The Upside of Rick Perry's Embarrassing Gaffes: Like, Everyone Wants Him to "Adios, Mofo"
Star-Telegram Washington bureau reporter Maria Recio has a story today asking various Texas politicos how much Governor Rick Perry has embarrassed the Lone Star State. The answers don't vary a lot.
If this were a story about fishing, some people would have their hands out about shoulder width apart and others would have them stretched out all the way.
The Dallas Morning News has a reprint of it deep inside today's paper under the slightly misleading headline, "Democrats fear Perry is embarrassing Texas."
Oh, just Democrats? Well so what, right?
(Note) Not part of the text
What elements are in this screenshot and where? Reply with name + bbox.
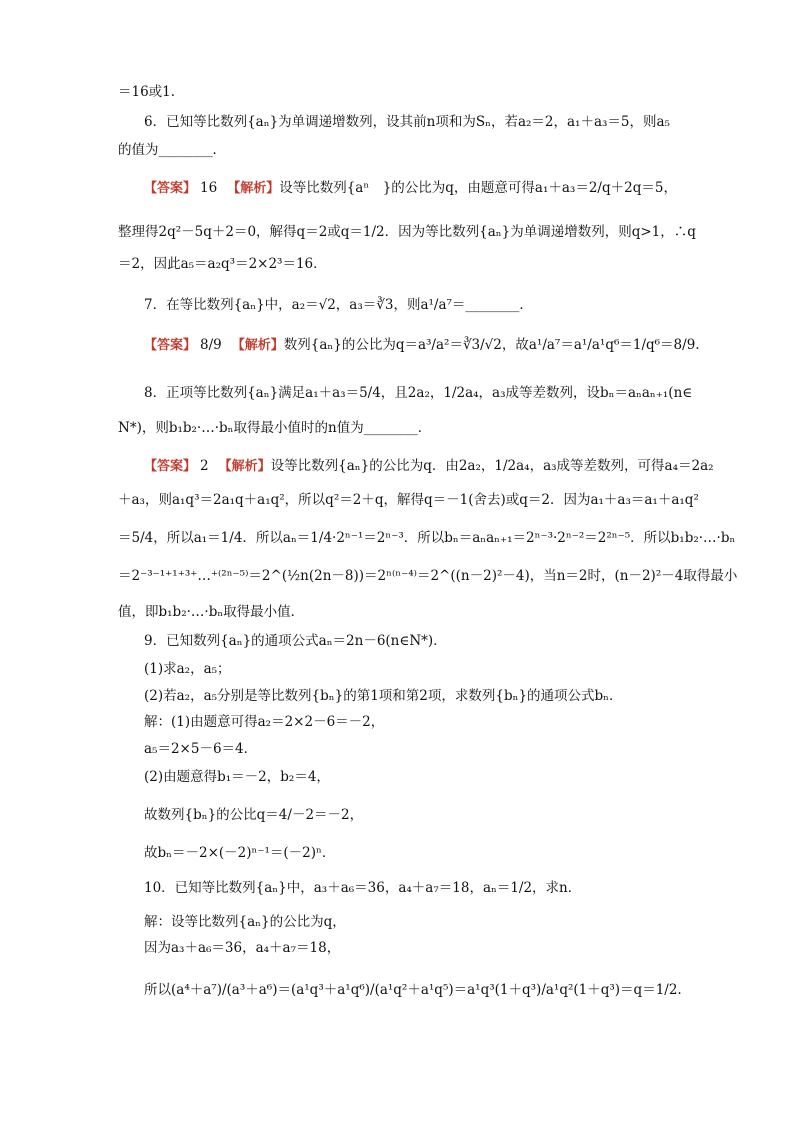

But if you read to the end of the piece, the most caustic assessment comes from a Republican:
One independent Austin political operative who's close to many top Texas Republicans said flatly: "His political career is over." But that person would not speak for attribution because he feared fallout from the governor, whose current term doesn't end until 2014.
"Everybody from Texas has pride and stature," he said. "He looked like an absolute reject; it's embarrassing. Everybody's embarrassed as a Texan."
Wow. That's from a Republican? Makes you wonder what kind of quote Recio would have obtained had she been able to get to Perry's wife.
But look: Buried in the same story are themes that may promise better times ahead for our fair state, specifically because Perry's political career may crater after this debacle. Maybe Perry won't have Texas to kick around anymore.
For example, Recio takes note of the fact that Texas House Speaker Joe Straus, a San Antonio Republican, has been speaking out halfway courageously -- well, in a non-cowardly fashion, let's say -- about Perry's totally wacko Tea Party attack on the state's top research institutions.
When I was working on our story about Perry's "Texas Miracle" -- Perry was suggesting on the campaign trail that he's the reason the Texas economy has been good for 40 years -- his assault on higher education was something that cropped up a lot when I talked to Republicans. Some of them were people who had worked on rebuilding the state's economy after the disastrous collapse of the late 1980s. They said they did it with big tax hikes, massive support for public schools and strong subsidies to higher education, especially at research institutions. We drew some of the high-tech stuff here from Northern California in part by drawing a picture of ourselves that wasn't all yahoos, racists and homophobes.
Some of those Republicans I talked to were aghast at Perry's plan to pass a law making it illegal for universities to give faculty members tenure based on research accomplishments. People who have any kind of familiarity with the world of academic research know that a law like that would turn all of the state's top researchers into refugees.
The professors would be riding out of Texas on top of boxcars with their books and beakers wrapped in bandanas hanging from poles over their shoulders. Perry's plan is just crazy crazy crazy.
But here's the other thing. Most of the people I talked to were afraid to be quoted. They saw Perry as this frightening malevolent demagogue with an army of Tea Partiers marching with him.
So now maybe that is going to change. Now he's the oops guy. It's hard to be afraid of an oops guy. Something about it. His own self-deprecating humor afterward sort of helped. Sort of didn't. If you ran into him at a party, you'd still be tempted to say, "Hey, Rick, do your oops thing for us, willya?"
You know. You'd want him to do the whole repertoire.
"Now do 'Adios, mofo.'"
"Rick, can you still do, 'Was it before he was before the social programs?'"
But then you'd have to worry he might get on a roll, and you might have to rein him in.
"No, Rick. Rick. That's all. No, don't do the N-word-head Rock thing, Rick. That's not a good one."
If I were Perry, I know what I would say to everybody. I'd say, "Adios, mofo" and go back out hunting with my dog at the rock place.
Maybe it's time we all stop stretching our hands out as big as we can go and just cross our fingers behind our backs instead.